Missed a day because I wasn't feel well and didn't remember about the blog until this morning.
So, like the last time I missed a day I am doing two in one.
Day 20, Difficult time in my life.
Leaving out all the "emotionally hard" times, since there are a lot, and leaving out my mom dying, since I just wrote about that the other day, I will chose a "how the fuck do I handle this" difficult time.
When I was 15 my dad and I were on allergy shots. The kind where they get stronger with each new vial. We had been on our shots for a few months, without any issue, until one day my dad started feeling off after his shots.
We had just gotten our new round of vials about two weeks before the incident happened. I wasn't having any issues with my shots, so I thought it was a little weird when my dad started saying he felt weird for a few hours after his shots.
Then one day, on our last vial for this round of shots, I gave my dad his shot like I did any other day. I was able to give myself my shots, but my dad couldn't get his arm to bend enough to give himself his shots.
Except this day wasn't like any other day.
Within two minutes of giving my dad his shot he started looking very pale and breathing a little funny. Shortly after I noticed the paleness my dad started gasping for air, but not expelling any air. His face started turning red and his lips were turning purple. That's when it hit me, my dads throat was closing off and he couldn't breath.
I got my dad into a chair and was yelling at my mom to get the adrenaline out of the fridge.
Each time we got a new dose of vials they gave us a vial of adrenaline, just in case we had a reaction to the medication.
My mom, god love her, wasn't moving. She was just standing in her corner, with this blank look on her face, waving her hands, and frantically repeating "I can't do it. I can't do it. I can't do it."
After about 30 seconds of me yelling at my mom, to snap her out of it, and to get the adrenaline, my brother comes out of his room to see what the hell is going on.
I scream "CALL 911!!" and run to the kitchen to get the adrenaline.
I grabbed my dads vial, and was about to close the fridge, when I grabbed mine as well. I ran back to the living room, filled the syringe, and slammed it into my dads arm. Normally I would have measured out the proper dosage, but I put the entire vials worth in the syringe.
After 10 seconds, with zero positive response from my dad, I filled another syringe halfway and slammed that one into my dads arm.
The entire time I'm yelling at my dad "LOOK AT ME!"
I was about to put the rest of the adrenaline in the syringe when I heard our front door open. The paramedics were there.
Thank god!
I give them the frantic, quick, explanation of what was going on as the female paramedic was walking towards my dad. She kept trying to get him to open his eyes and look at her as she was getting a syringe of something ready. She was giving him even more adrenaline.
It took about 5 minutes before my dad was able to keep his eyes open and start speaking in coherent sentences again.
After the paramedics made sure my dad was ok they made sure to tell me that if it wasn't for my quick thinking my dad would have been dead before they got to him.
We later found out that the nurse gave my dad someone elses vials on accident and when it was brought to their attention all they said was "Oops.
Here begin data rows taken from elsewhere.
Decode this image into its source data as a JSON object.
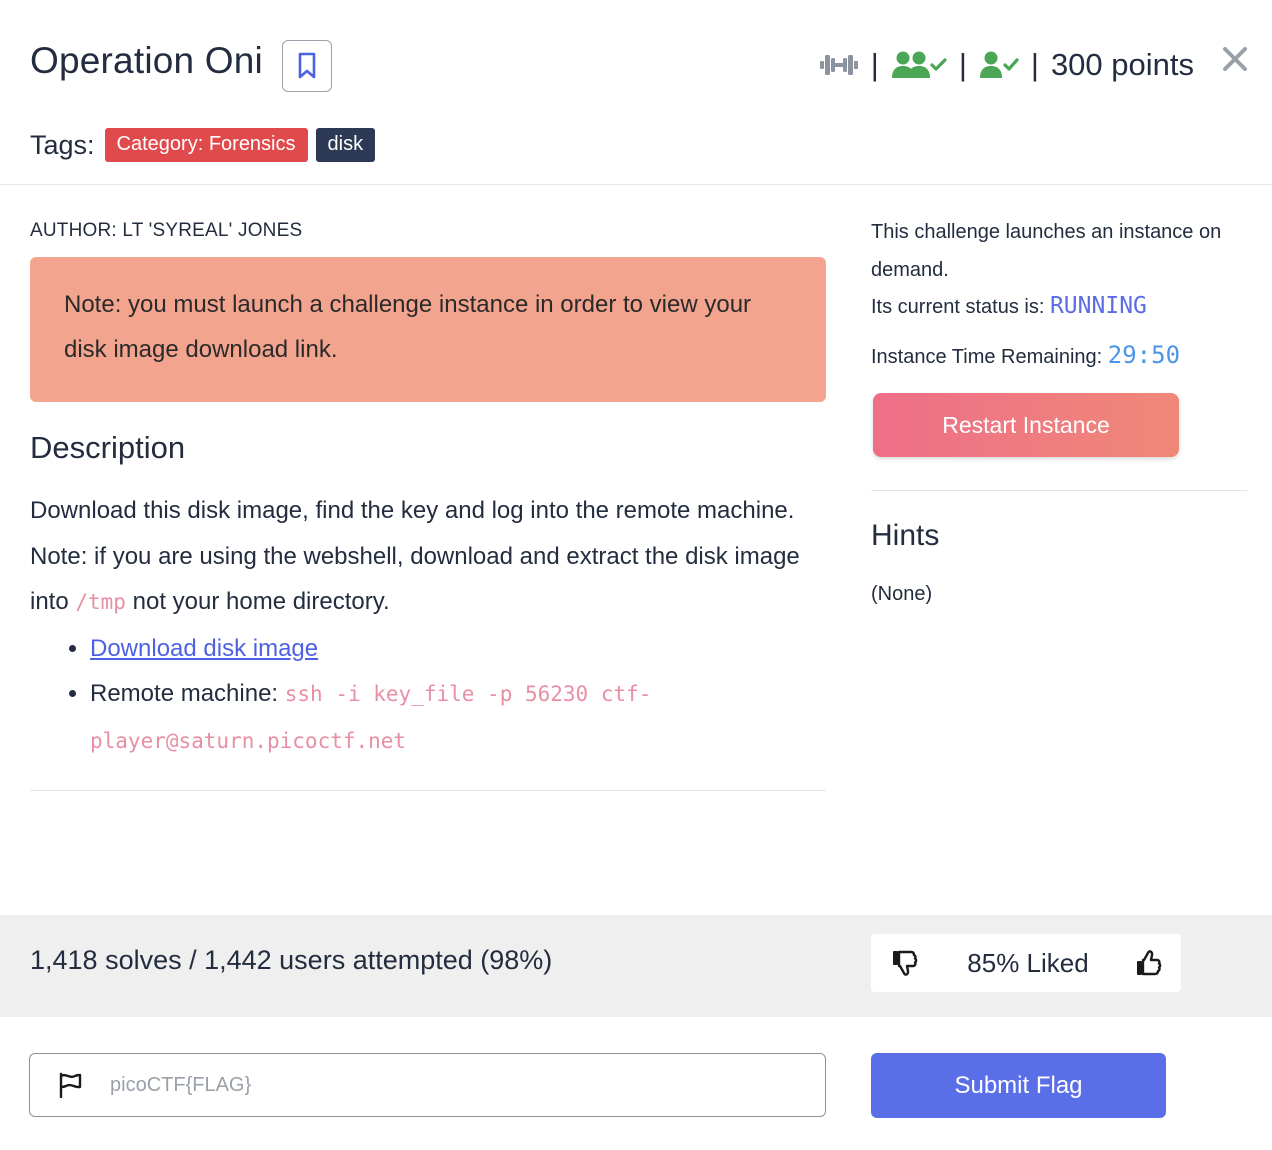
{
  "challenge": {
    "title": "Operation Oni",
    "points_text": "300 points"
  },
  "tags": {
    "label": "Tags:",
    "items": [
      "Category: Forensics",
      "disk"
    ]
  },
  "content": {
    "author": "AUTHOR: LT 'SYREAL' JONES",
    "note": "Note: you must launch a challenge instance in order to view your disk image download link.",
    "description_title": "Description",
    "description_p1": "Download this disk image, find the key and log into the remote machine.",
    "description_p2_before": "Note: if you are using the webshell, download and extract the disk image into ",
    "description_p2_code": "/tmp",
    "description_p2_after": " not your home directory.",
    "download_link": "Download disk image",
    "remote_label": "Remote machine: ",
    "remote_command": "ssh -i key_file -p 56230 ctf-player@saturn.picoctf.net"
  },
  "instance": {
    "launch_text": "This challenge launches an instance on demand.",
    "status_label": "Its current status is: ",
    "status_value": "RUNNING",
    "time_label": "Instance Time Remaining: ",
    "time_value": "29:50",
    "restart_label": "Restart Instance"
  },
  "hints": {
    "title": "Hints",
    "value": "(None)"
  },
  "stats": {
    "solves_text": "1,418 solves / 1,442 users attempted (98%)",
    "liked_text": "85% Liked"
  },
  "flag": {
    "placeholder": "picoCTF{FLAG}",
    "submit_label": "Submit Flag"
  },
  "icons": {
    "difficulty": "dumbbell-icon",
    "solved_by_team": "users-check-icon",
    "solved_by_user": "user-check-icon",
    "bookmark": "bookmark-icon",
    "close": "close-icon",
    "dislike": "thumbs-down-icon",
    "like": "thumbs-up-icon",
    "flag": "flag-icon"
  },
  "colors": {
    "accent_blue": "#5a6ee8",
    "tag_category": "#e04a4c",
    "tag_dark": "#2d3a55",
    "note_bg": "#f3a48f",
    "solved_green": "#4aa654",
    "status_blue": "#5b6ce6"
  }
}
Sorry."
My parents didn't pursue legal action, but the past few years my dad wishes they had.
Day 21, What do you want to be when you grow up
Well, when I was little I wanted to be a teacher. Specifically 2nd grade. But, I decided that wasn't for me when I found out I would have to take a class on teaching special education.
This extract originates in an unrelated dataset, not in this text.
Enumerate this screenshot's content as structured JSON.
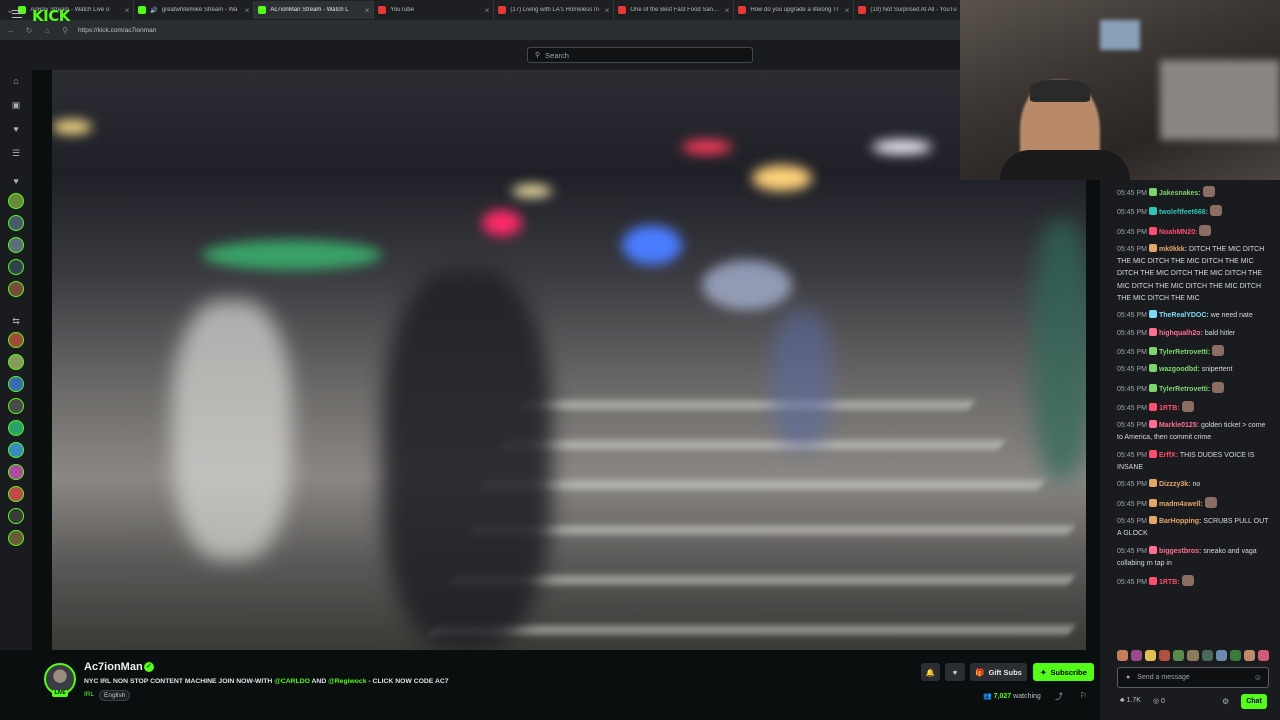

It's not something I am comfortable with.
So then I decided I wanted to work for the FBI, the BAU specifically. I wanted to be one of the people that caught serial killers. But, I found out that you had to be recruited in if you were over the age of 21. That you, also, had to have XX amount of years of training in certain fields of work.
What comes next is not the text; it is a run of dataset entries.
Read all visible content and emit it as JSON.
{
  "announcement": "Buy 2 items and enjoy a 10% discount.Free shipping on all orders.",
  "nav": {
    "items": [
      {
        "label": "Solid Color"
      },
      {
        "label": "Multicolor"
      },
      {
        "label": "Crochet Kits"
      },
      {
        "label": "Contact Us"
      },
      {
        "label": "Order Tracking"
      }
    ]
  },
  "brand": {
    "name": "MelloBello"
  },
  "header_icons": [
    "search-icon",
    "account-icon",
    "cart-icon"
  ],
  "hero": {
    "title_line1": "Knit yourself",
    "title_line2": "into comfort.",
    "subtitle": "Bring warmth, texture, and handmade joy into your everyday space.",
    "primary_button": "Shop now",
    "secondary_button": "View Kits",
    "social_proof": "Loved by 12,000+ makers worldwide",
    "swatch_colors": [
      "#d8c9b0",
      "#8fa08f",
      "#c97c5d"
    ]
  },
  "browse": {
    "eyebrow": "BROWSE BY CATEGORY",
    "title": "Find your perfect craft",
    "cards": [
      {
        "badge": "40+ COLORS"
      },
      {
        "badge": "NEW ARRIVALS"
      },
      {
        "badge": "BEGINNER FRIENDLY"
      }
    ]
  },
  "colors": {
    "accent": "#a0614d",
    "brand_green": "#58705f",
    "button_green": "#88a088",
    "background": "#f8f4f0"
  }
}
After that I decided I wanted to work with at risk youth and/or battered women. Something like a counselor or therapist. I even went to school to start working on my degree for that. But, it took me 9 years to get 5 classes away from my Associates of the Arts degree, and I ran out of government grant money. I can't afford to go to school without it.
Now, at almost 34 I have zero idea what I want to be when I grow up.
However, I really hope I figure it out soon.